Christmas Stollen, Dresden-Style is a guest recipe by Jürgen Krauss so we are not able to answer questions regarding this recipe

  1. For the starter, mix the flour, instant yeast and cream together and leave to stand at room temperature for 1 hour. Then place the starter in the fridge overnight.
  2. Place the raisins, sultanas and currants in a bowl. Add the rum. Pour as much of the boiling water over the fruit as needed to just cover them. Cover with clingfilm and leave to stand overnight.
  3. The next day, prepare the dough. Mix together the starter, both flours, sugar, yeast, spices and lemon zest. Work the butter into this mix and knead. This might seem impossible at first, but it will come together nicely. I like to do this in a 10-litre bowl using my hands. Normal household mixers won’t be able to cope with this dough. Drain the dried fruit and add to the dough, along with the mixed peel and ground almonds, and incorporate into the dough.

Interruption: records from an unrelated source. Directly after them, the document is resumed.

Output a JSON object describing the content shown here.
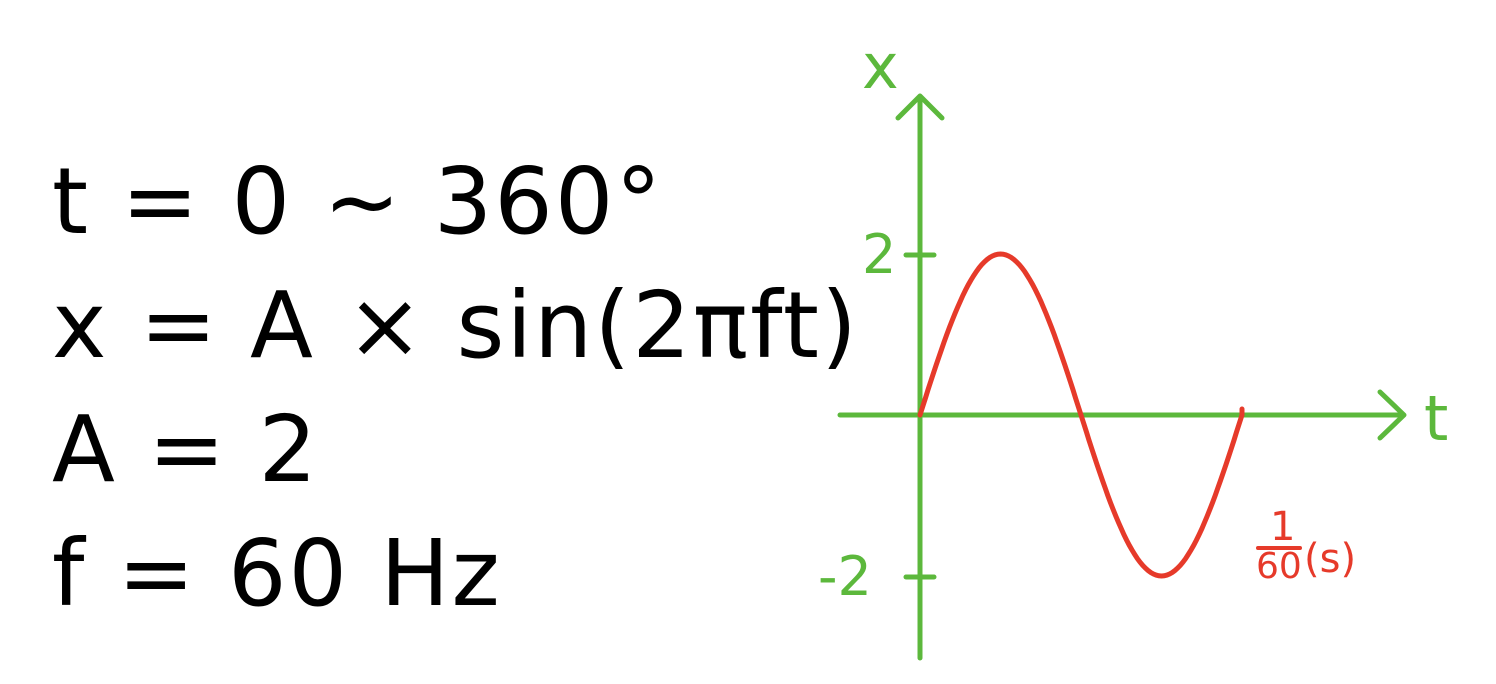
{
  "equations": [
    "t = 0 ~ 360°",
    "x = A × sin(2πft)",
    "A = 2",
    "f = 60 Hz"
  ],
  "diagram": {
    "x_axis_label": "t",
    "y_axis_label": "x",
    "y_tick_top": "2",
    "y_tick_bottom": "-2",
    "period_numerator": "1",
    "period_denominator": "60",
    "period_unit": "(s)",
    "colors": {
      "axes": "#5cb83c",
      "curve": "#e63a2a",
      "text": "#000000"
    }
  }
}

Again, this might seem impossible, but with a big plastic spatula and a lot of patience it will come together.
  4. With your hands push the dough into a rectangle and fold it lengthwise onto itself. Use a bit of flour if it gets too sticky. You can make one large Stollen or a few smaller ones, but I wouldn’t recommend making Stollen smaller than 800g; I find larger Stollen give a better texture. Transfer the Stollen onto a lined baking sheet and leave to prove at room temperature for about 2 hours. The Stollen will hardly rise.
  5. Preheat the oven to 170°C fan/gas mark 5. Bake the Stollen for 1–1½ hours, depending on size. It should be dark golden brown. If it gets dark too early, cover it with foil. While the Stollen is still hot, brush it with melted butter until it is saturated. Once cool, cover the Stollen in plenty of icing sugar and keep it in an airtight container or plastic bag for at least 3 weeks before cutting into it. It will last for several months in an airtight container.